The Trinity Six was a really enjoyable contemporary spy thriller, with plenty of twists to keep the reader on their toes and whose references are never too obtuse or over-complicated. Initially it is quite dialogue-heavy, but when it does burst into life  – as Gaddis begins to criss-cross Europe – it becomes an unputdownable read. And the final, cynical twist seems all too realistic and plausible – and is a sad reflection upon our modern world and its realpolitiks.

The characters are also very believable and well fleshed-out. Gaddis himself, with his failed marriage, young daughter and money problems, is an interesting protagonist, and I really liked that at no stage did he become the sort of gung-ho action hero that he patently wasn’t and could never be. He stumbles and bumbles his way along in a fairly realistic manner – Jason Bourne he certainly isn’t.

However, I did think that Gaddis’s beautiful young love interest, Holly Levette, was slightly too convenient a method of getting the plot going [she turns up at his book launch to tell him that she has found old KGB documents amongst her recently-deceased mother’s possessions – it does seem a bit implausible. Although, maybe I’m just jealous!].

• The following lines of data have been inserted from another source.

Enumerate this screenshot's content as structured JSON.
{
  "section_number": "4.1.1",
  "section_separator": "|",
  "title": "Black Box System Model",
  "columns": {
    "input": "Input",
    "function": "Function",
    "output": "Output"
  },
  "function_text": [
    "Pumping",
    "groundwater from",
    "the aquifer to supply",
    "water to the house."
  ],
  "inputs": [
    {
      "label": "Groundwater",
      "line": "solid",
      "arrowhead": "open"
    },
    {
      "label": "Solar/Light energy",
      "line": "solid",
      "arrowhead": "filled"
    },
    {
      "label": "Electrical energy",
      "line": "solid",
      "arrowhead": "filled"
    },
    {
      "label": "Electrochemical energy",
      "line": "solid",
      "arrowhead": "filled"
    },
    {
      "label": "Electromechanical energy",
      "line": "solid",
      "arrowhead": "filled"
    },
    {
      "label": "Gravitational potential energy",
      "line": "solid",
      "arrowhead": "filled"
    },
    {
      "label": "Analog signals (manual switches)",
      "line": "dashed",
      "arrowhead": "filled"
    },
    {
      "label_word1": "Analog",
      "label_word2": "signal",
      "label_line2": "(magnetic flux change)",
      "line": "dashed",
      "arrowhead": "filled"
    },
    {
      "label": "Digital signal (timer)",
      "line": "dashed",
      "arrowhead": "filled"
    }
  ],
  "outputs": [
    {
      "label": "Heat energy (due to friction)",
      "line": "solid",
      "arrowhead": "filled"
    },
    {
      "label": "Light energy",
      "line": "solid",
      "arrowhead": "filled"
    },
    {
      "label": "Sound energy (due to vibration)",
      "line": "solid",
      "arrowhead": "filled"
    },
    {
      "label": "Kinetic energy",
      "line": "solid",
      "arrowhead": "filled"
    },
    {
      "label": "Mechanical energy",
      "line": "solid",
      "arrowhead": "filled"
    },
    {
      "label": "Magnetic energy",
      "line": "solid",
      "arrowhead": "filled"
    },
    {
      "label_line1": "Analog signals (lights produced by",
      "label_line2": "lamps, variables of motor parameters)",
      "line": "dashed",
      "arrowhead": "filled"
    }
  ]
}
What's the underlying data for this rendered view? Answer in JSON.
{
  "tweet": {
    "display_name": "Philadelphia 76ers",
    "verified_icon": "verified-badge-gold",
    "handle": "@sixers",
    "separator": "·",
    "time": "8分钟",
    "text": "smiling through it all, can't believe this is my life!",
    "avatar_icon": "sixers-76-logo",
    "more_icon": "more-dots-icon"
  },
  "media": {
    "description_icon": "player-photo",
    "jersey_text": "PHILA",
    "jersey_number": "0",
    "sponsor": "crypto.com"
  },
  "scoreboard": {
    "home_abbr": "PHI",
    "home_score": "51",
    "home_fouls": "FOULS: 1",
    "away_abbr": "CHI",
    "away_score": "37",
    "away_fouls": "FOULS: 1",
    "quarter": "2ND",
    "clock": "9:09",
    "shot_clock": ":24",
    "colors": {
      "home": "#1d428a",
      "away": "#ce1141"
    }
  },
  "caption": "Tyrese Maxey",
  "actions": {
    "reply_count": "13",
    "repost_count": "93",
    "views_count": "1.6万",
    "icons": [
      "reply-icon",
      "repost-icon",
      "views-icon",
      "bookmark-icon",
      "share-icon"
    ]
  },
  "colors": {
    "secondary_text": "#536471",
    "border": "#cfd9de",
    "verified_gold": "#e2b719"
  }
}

On a slight aside, I really enjoyed – and laughed a lot when I read it – when Gaddis is described as wearing a corduroy jacket – thus propagating the cliché of academics and their love of corduroy, tweed and velveteen clothing [although, my father is a professor and does wear a tweed jacket, so maybe there is an element of truth to the stereotype!].

Full of intrigue and political machinations and with its pacy and accessible prose, The Trinity Six is an engrossing and highly enjoyable post Cold War espionage thriller, which certainly justifies the effusive jacket quotations likening Cumming to Deighton and Le Carré.